Another major stressor has been brought to us by the advances in technology.  The world is not just at our door, it brings its problems to our door.  Women and men become overwhelmed by the flood of information, the bad news from around the world, and the limitless options on every front.  Agoraphobia, withdrawing from the world, being fearful of the world has greatly increased as the size of our world has increased—mega stores, shopping centers, even the virtual world coming our way on the internet.

Is it true that 60 is the new 40?

It’s great that 60 may be the new 40 in terms of energy and appearance, but the ability to earn a living, to rear children, or to save a home in an economy gone south is not the same. 

Women rearing their grandchildren in their 50s and 60s, even great grandchildren in the 70s, may be able to ignore the stares at a PTA meeting or tolerate being the oldest den mother, but their physical energy to keep up with a gaggle of preschoolers or a couple of defiant teens is definitely not what it was 20, 30 or 40 years earlier when they reared their own children.  And for some reason, probably because grandchildren who are abandoned, neglected or abused by their own parents pull harder at the heart strings and demand even more attention or are special needs children, grandmothers rearing grandchildren tend not to get the kind of respite help they need and deserve. 

In addition, instead of having a helpmate in the parenting process, they are often single or are caring for spouses or parents who have become disabled or infirm. 

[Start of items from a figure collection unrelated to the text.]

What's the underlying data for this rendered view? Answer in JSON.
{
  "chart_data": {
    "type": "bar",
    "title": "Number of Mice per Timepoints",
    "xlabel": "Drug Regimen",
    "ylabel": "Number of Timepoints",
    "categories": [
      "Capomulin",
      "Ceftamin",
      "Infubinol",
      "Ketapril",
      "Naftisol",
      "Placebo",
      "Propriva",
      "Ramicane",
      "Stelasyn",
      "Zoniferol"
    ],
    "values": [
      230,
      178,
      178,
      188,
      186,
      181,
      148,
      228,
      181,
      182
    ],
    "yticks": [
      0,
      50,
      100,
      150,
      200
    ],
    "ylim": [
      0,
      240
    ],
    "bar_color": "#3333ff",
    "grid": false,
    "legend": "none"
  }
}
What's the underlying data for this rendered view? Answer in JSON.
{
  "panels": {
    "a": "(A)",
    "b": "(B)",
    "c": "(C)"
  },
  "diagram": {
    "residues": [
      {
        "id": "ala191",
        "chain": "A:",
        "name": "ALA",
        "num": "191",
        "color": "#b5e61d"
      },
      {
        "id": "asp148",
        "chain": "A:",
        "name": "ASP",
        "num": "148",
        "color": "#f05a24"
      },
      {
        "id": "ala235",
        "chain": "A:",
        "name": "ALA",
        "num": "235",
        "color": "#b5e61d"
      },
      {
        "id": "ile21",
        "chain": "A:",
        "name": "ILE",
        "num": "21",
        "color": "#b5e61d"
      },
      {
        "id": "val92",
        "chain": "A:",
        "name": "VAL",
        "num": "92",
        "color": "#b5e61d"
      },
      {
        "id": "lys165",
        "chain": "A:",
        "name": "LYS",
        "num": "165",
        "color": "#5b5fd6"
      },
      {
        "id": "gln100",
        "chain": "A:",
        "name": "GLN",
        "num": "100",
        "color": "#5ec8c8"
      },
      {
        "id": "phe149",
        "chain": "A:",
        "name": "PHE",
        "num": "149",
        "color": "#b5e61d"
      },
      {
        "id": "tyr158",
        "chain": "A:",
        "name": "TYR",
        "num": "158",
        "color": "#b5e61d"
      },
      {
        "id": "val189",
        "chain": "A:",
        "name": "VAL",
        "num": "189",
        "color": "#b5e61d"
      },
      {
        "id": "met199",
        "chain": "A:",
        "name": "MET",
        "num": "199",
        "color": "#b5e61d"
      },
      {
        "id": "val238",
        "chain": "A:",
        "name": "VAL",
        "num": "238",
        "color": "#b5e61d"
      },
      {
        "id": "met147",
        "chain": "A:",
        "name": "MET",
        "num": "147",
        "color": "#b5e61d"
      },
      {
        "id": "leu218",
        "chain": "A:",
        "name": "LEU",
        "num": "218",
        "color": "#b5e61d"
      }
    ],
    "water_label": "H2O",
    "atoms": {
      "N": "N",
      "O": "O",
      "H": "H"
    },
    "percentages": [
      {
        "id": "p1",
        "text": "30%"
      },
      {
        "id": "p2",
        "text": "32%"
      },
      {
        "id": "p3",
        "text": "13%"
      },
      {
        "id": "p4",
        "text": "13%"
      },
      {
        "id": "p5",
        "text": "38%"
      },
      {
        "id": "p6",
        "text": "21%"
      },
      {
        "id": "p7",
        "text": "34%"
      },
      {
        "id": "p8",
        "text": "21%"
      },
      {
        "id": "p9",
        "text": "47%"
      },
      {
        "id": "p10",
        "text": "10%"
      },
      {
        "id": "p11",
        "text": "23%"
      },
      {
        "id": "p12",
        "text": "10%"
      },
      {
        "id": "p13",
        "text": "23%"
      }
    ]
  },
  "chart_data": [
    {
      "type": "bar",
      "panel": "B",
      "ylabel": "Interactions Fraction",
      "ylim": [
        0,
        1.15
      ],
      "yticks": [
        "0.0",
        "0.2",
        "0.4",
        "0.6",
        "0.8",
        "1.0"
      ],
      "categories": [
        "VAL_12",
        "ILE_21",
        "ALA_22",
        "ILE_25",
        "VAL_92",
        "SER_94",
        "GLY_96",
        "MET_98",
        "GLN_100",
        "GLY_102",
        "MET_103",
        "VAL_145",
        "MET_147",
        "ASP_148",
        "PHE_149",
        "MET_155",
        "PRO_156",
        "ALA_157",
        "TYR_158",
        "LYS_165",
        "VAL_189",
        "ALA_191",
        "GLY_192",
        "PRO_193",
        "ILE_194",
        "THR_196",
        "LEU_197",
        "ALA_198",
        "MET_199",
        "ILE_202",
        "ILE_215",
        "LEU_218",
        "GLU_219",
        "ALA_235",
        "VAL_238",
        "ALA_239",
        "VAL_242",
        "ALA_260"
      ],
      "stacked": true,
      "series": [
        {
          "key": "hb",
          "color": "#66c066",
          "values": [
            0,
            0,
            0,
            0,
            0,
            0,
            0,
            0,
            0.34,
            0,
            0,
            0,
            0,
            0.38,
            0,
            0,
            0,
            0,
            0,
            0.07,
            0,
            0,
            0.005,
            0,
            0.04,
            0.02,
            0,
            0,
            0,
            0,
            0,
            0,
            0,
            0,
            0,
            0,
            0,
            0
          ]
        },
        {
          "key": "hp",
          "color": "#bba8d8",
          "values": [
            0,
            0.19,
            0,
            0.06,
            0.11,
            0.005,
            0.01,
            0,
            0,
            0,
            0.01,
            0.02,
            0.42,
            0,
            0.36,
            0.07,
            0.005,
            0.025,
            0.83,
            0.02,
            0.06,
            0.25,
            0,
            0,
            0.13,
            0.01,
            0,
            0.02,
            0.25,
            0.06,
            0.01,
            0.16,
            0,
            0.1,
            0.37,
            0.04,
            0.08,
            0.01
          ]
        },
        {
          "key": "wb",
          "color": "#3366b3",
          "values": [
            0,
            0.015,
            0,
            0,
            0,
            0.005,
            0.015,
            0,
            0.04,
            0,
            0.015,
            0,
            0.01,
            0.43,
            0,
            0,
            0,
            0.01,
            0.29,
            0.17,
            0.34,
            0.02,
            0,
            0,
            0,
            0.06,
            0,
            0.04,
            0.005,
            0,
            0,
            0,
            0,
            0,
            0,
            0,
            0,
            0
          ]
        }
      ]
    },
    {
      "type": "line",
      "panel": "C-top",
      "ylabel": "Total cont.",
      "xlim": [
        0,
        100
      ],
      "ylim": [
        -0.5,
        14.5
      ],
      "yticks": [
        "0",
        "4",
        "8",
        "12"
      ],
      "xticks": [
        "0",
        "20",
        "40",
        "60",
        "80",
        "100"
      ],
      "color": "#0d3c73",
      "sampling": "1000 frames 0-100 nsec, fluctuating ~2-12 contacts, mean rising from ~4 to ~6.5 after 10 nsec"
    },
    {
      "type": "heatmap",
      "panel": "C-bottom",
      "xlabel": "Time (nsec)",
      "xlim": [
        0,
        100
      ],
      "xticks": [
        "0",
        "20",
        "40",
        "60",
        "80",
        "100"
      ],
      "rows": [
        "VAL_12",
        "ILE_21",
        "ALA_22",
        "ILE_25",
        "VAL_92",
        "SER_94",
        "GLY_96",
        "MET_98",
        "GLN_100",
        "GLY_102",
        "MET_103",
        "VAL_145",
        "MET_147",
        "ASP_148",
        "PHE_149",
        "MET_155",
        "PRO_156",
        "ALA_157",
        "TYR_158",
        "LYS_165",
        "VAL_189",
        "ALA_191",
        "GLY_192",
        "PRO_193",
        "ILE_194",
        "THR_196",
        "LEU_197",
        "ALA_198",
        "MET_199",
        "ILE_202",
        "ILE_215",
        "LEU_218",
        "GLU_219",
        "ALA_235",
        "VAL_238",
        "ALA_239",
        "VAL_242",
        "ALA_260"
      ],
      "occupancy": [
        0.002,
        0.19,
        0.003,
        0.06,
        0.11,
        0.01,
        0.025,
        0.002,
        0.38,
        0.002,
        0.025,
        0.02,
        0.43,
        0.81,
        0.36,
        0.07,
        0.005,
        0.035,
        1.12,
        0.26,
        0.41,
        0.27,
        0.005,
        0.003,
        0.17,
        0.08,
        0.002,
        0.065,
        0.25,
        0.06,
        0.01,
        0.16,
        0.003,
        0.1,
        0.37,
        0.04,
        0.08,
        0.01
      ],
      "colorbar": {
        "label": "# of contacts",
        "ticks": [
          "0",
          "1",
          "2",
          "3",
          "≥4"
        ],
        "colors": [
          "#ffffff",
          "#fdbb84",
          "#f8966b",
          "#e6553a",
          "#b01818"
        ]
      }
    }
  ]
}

Where do we look for the answers? 

Support found in the company of other women, with professional or lay leadership or in a self-help context, still seems to be the best answer.  Yes, if you are having financial problems, you can seek a legal or financial professional for advice.  But often you can’t afford that either.  I’ve found that even among a small group of women (six or eight), there is a sharing of information that produces better results than hours spent on the internet or searching through the yellow pages.  Women are usually careful not to lead each other astray.  They have no personal agendas in reaching out to other women in need. 

I have found that they resources they discover and share are far beyond what I could research or offer to them.  Women helping women, particularly in their midlife years, is often the best solution.